For me, all the ruby texts seems to be dropped when saved as HTML, instead of "show everything on the same line".  Attachment 173919 [details] in comment #1 also shows ruby text missing instead of on the same line with base text.
Comment 3 QA Administrators 2023-07-30 03:16:14 UTC Comment hidden (obsolete)
Comment 4 Urmas 2025-05-09 08:45:06 UTC
Still here.
Comment 5 AdacAlatiorn 2025-10-03 01:47:08 UTC
Came across this bug in June: https://ask.libreoffice.org/t/librewriter-html-exporter-discards-furigana-characters-instead-of-exporting-as-ruby/123787

Looks like this is a very old bug and from time passed seems unlikely to be fixed.

Good news is it this seems like such a simple thing.

Bad news is the HTML module source is huge (37KLOC!), and seems dated (hasn't kept pace with HTML standards?), gives results quite different from what the HTML CSS specifies, and doesn't support low hanging fruit like converting <span class="XYZ"> into a very Libre-friendly Character Style. (Yet classes on <p> mostly work).

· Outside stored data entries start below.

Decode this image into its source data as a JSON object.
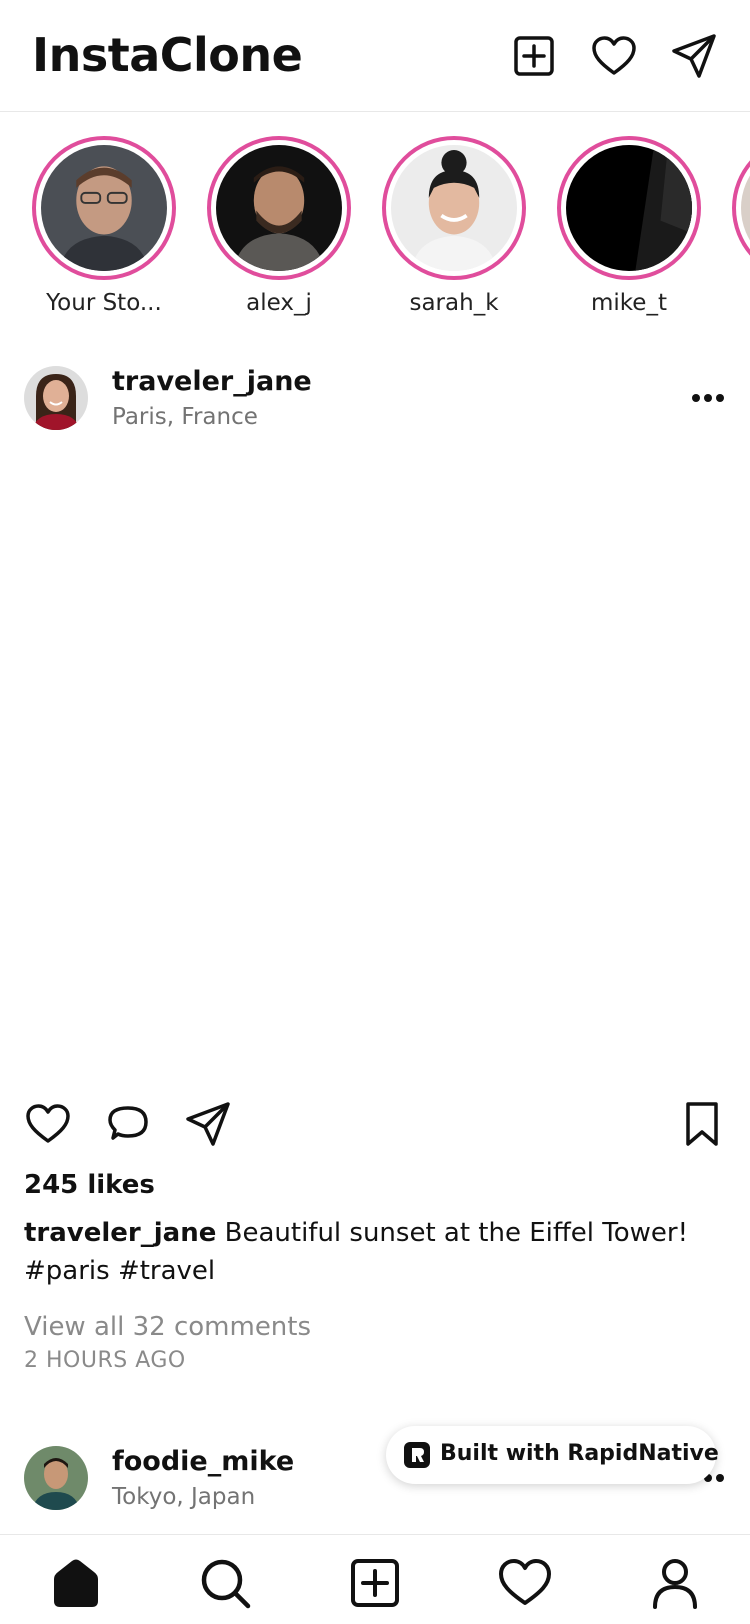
{
  "header": {
    "title": "InstaClone",
    "icons": [
      "add-post-icon",
      "heart-icon",
      "send-icon"
    ]
  },
  "stories": [
    {
      "name": "Your Sto...",
      "avatar": "avatar-man-glasses"
    },
    {
      "name": "alex_j",
      "avatar": "avatar-man-beard"
    },
    {
      "name": "sarah_k",
      "avatar": "avatar-woman-smile"
    },
    {
      "name": "mike_t",
      "avatar": "avatar-dark-abstract"
    }
  ],
  "posts": [
    {
      "username": "traveler_jane",
      "location": "Paris, France",
      "likes": "245 likes",
      "caption_user": "traveler_jane",
      "caption_text": " Beautiful sunset at the Eiffel Tower! #paris #travel",
      "view_comments": "View all 32 comments",
      "timestamp": "2 HOURS AGO"
    },
    {
      "username": "foodie_mike",
      "location": "Tokyo, Japan"
    }
  ],
  "badge": {
    "text": "Built with RapidNative"
  },
  "tabbar": {
    "items": [
      "home-icon",
      "search-icon",
      "add-post-icon",
      "heart-icon",
      "profile-icon"
    ]
  },
  "colors": {
    "story_ring": "#e04d9c",
    "text_primary": "#111111",
    "text_secondary": "#737373",
    "text_muted": "#8a8a8a"
  }
}
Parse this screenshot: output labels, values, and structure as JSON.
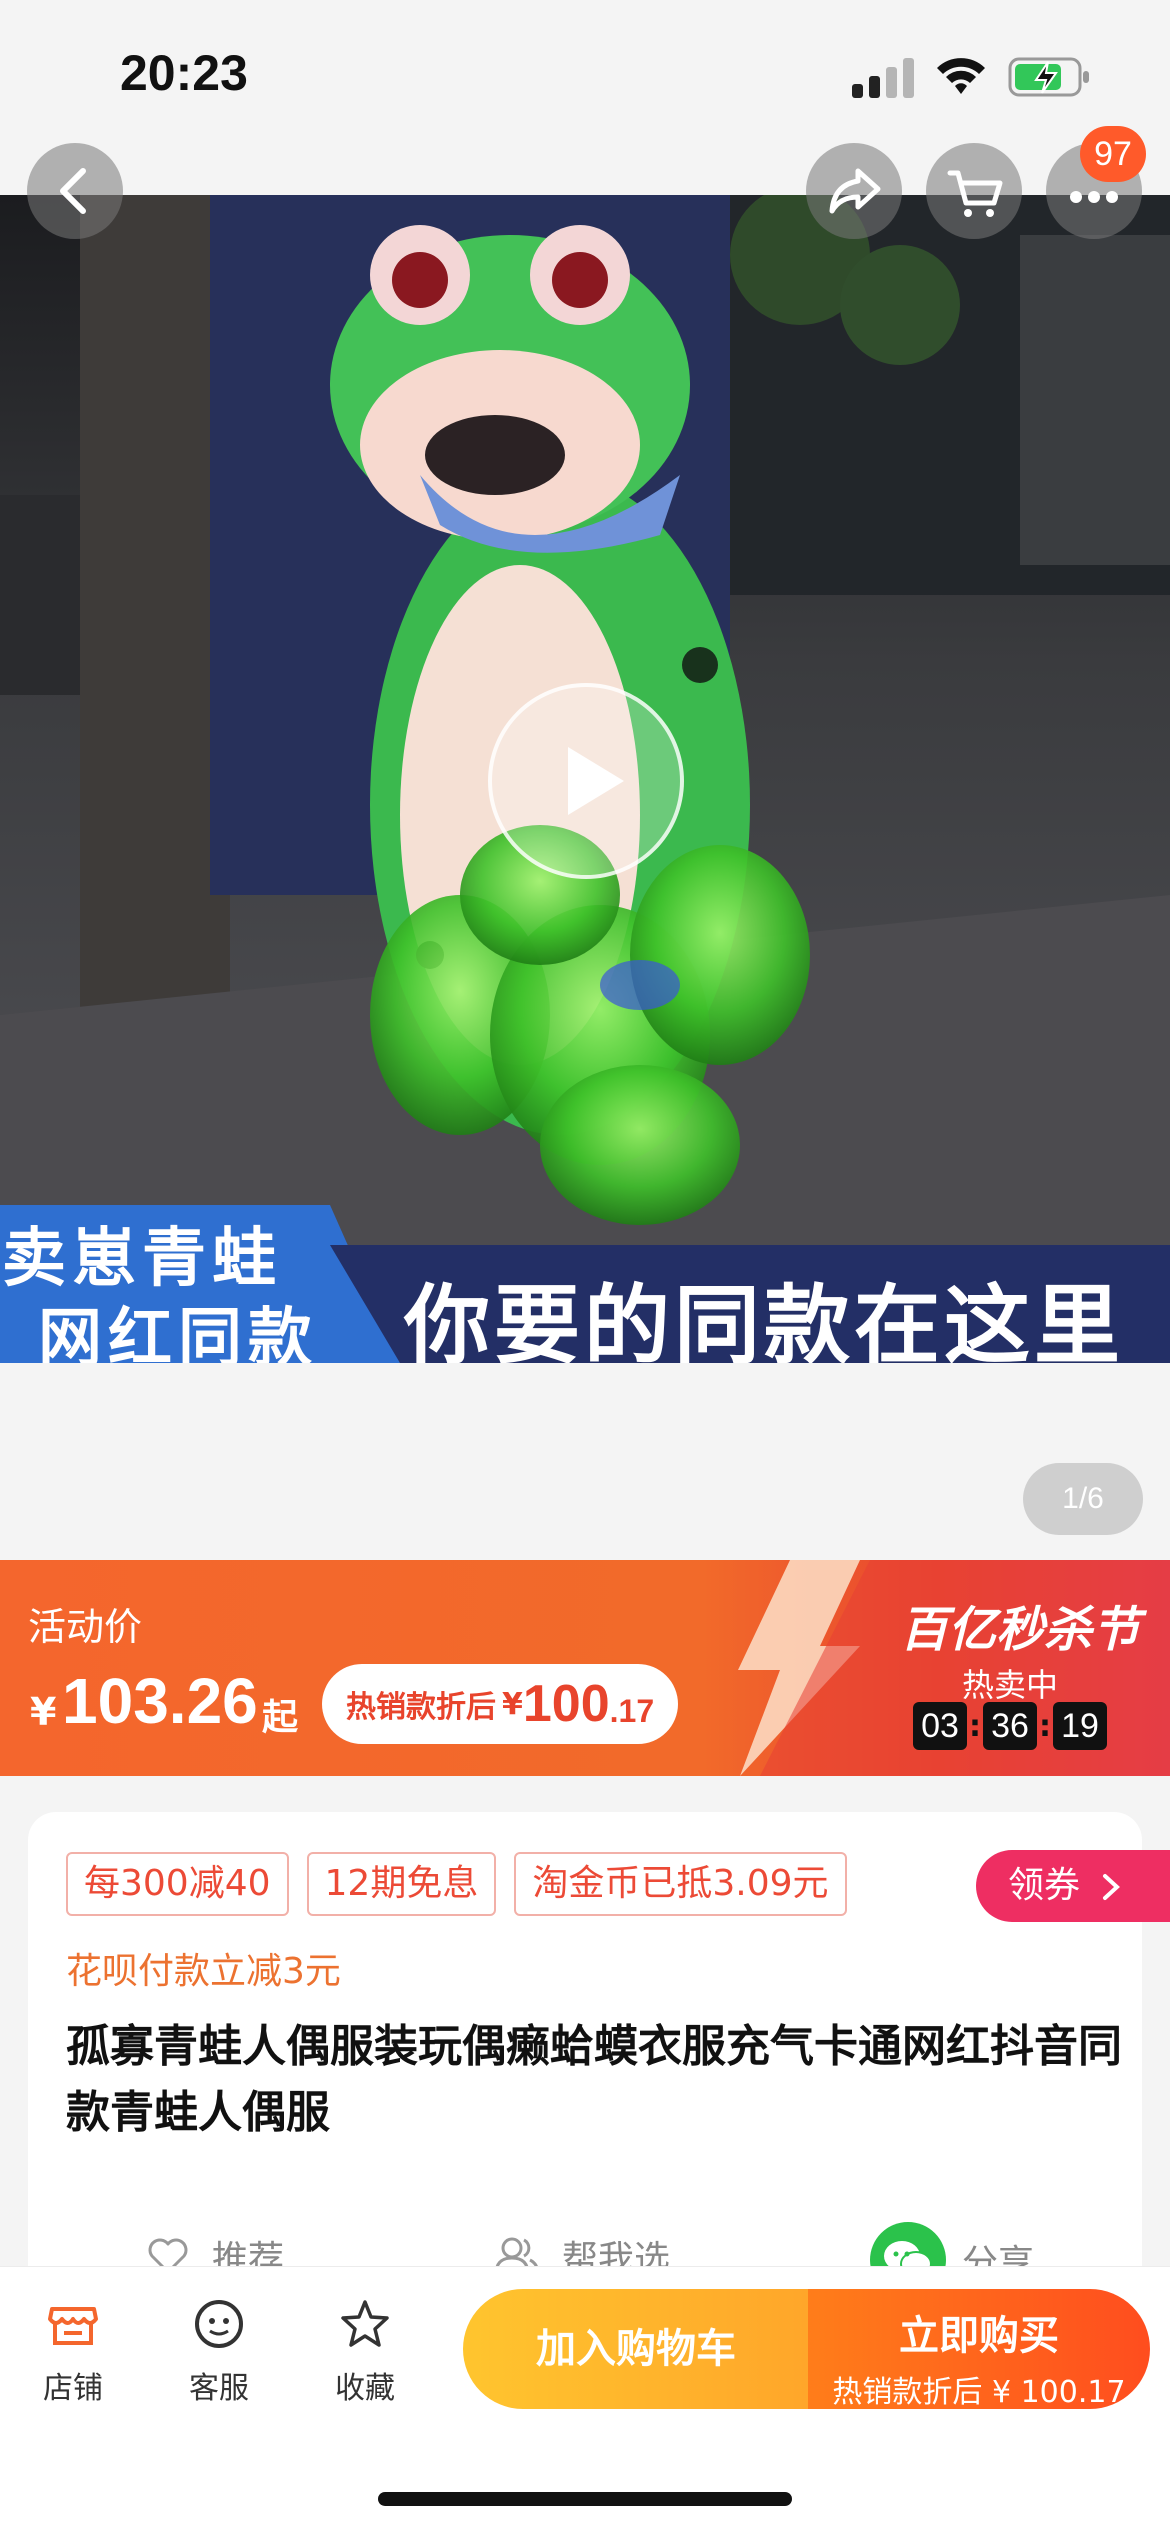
{
  "status_bar": {
    "time": "20:23"
  },
  "header": {
    "cart_badge_count": "97"
  },
  "gallery": {
    "overlay_left_line1": "卖崽青蛙",
    "overlay_left_line2": "网红同款",
    "overlay_right": "你要的同款在这里",
    "page_indicator": "1/6"
  },
  "price_banner": {
    "promo_label": "活动价",
    "currency": "¥",
    "price": "103.26",
    "price_suffix": "起",
    "discount_label": "热销款折后",
    "discount_currency": "¥",
    "discount_price_int": "100",
    "discount_price_dec": ".17",
    "festival_title": "百亿秒杀节",
    "hot_label": "热卖中",
    "countdown": {
      "hours": "03",
      "minutes": "36",
      "seconds": "19"
    }
  },
  "product": {
    "tags": [
      "每300减40",
      "12期免息",
      "淘金币已抵3.09元"
    ],
    "coupon_label": "领券",
    "huabei_note": "花呗付款立减3元",
    "title": "孤寡青蛙人偶服装玩偶癞蛤蟆衣服充气卡通网红抖音同款青蛙人偶服",
    "actions": {
      "recommend": "推荐",
      "help_choose": "帮我选",
      "share": "分享"
    }
  },
  "bottom_bar": {
    "store": "店铺",
    "service": "客服",
    "favorite": "收藏",
    "add_to_cart": "加入购物车",
    "buy_now": "立即购买",
    "buy_now_sub": "热销款折后 ¥ 100.17"
  },
  "colors": {
    "accent": "#f4662d",
    "buy": "#ff5a1f",
    "cart": "#ffb72a",
    "share": "#2bc24b"
  }
}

I'll try fixing both the ruby and character style thing with what is there now, hoping the changes are minor.

But for future-proofing, better to support modern HTML would be better, and that perhaps may reduce the size and complexity of managing HTML by relying on modern HTML libraries to do the heavy lifting.